SURPRISE, AZ — An Arizona teacher has resigned amid COVID-19 concerns after his school district told him that he would be required to physically go to the school to teach his students virtually.

Tavious Peterkin has been a teacher for more than a decade and said he never thought he'd be in this position.

He was recently hired to teach band and choir for the Dysart Unified School District, but when COVID-19 cases began to rise, Peterkin became increasingly worried about going back to school.

"We've been greatly affected by this virus because we've had several family members that have gotten sick from the virus," he said. He has also lost loved ones to the novel coronavirus, he said.

Dysart Unified School District is providing virtual learning until October 19. Teachers will be on a rotating schedule that requires them to teach inside an empty classroom.

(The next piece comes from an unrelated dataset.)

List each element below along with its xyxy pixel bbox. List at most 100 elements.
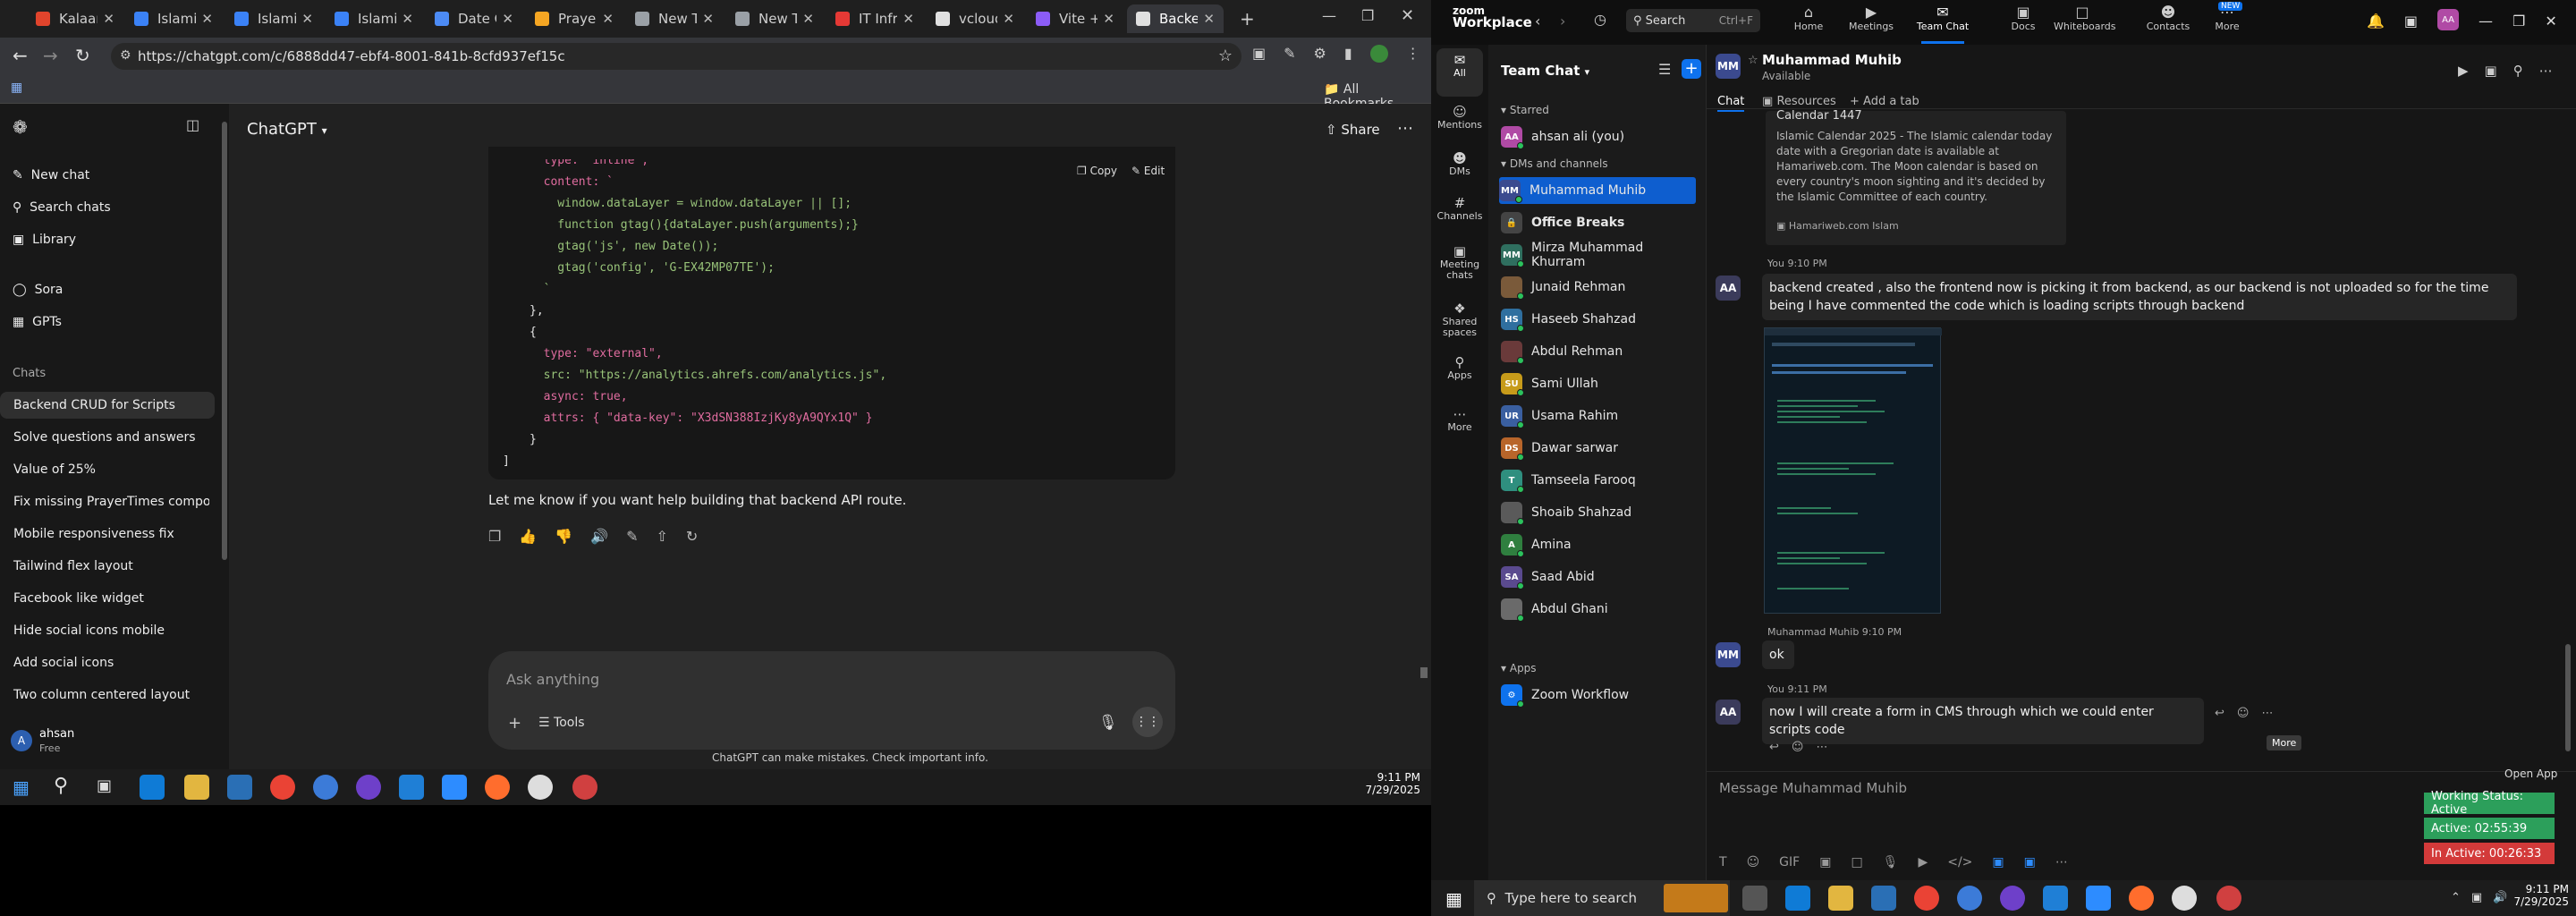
chat-history-item[interactable]: Facebook like widget <box>13 585 209 612</box>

Peterkin hoped to teach from home as his wife is a dentist and has to go into work. Plus, the daycare they use to care for their three-year-old son has not reopened. They're not comfortable sending him anywhere else.

"I don't want to put anybody else in danger, I don't want to put myself in danger or my family," Peterkin said.

He resigned on July 20 after trying to work with school and district leaders. However, there is a liquidation damage clause in his contract that requires him to pay $2,000 to the district for breaking the agreement.

"Naturally you would think you don't owe this organization anything because they haven't paid you out anything," he said.

In a statement, the Dysart Unified School District said it is "committed to providing a high quality education to all students, and a large part of that requires a dedicated staff."

"While we understand that these are challenging times for everyone, our mission to educate remains, and we cannot do that without a full team of staff. If employees leave unexpectedly, we will have immediate, and in many cases, hard to fill positions open. This ultimately impacts our students, who need committed teachers from day one (August 4)."

The statement continued: "As a result, Dysart has had a Governing Board approved liquidated damages clause in all certificated contracts for many years in order to reduce the turnover of employees without appropriate notice, as is a common practice among districts. We understand that there is a wide range of emotions and
concerns relating to the pandemic right now, and Dysart’s Human Relations department has been working tirelessly to address each employee concern as it arises."

The president of the American Federation of Teachers - Arizona chapter told ABC15 that teachers should not have to pay the liquidation fee if they do not feel it is safe to go back to school. The union's legal team is working to see how they can help its members.

"Had things been normal, I wouldn't have a reason to resign. But things being in the state that they're in, me having to think about so many aspects of this thing, it was a very difficult decision to make because I didn't get the chance to leave a mark at this new school that I would've been working at. I so badly wanted to be there," Peterkin said.

For now, he has created an online school called "Class with Mr. P."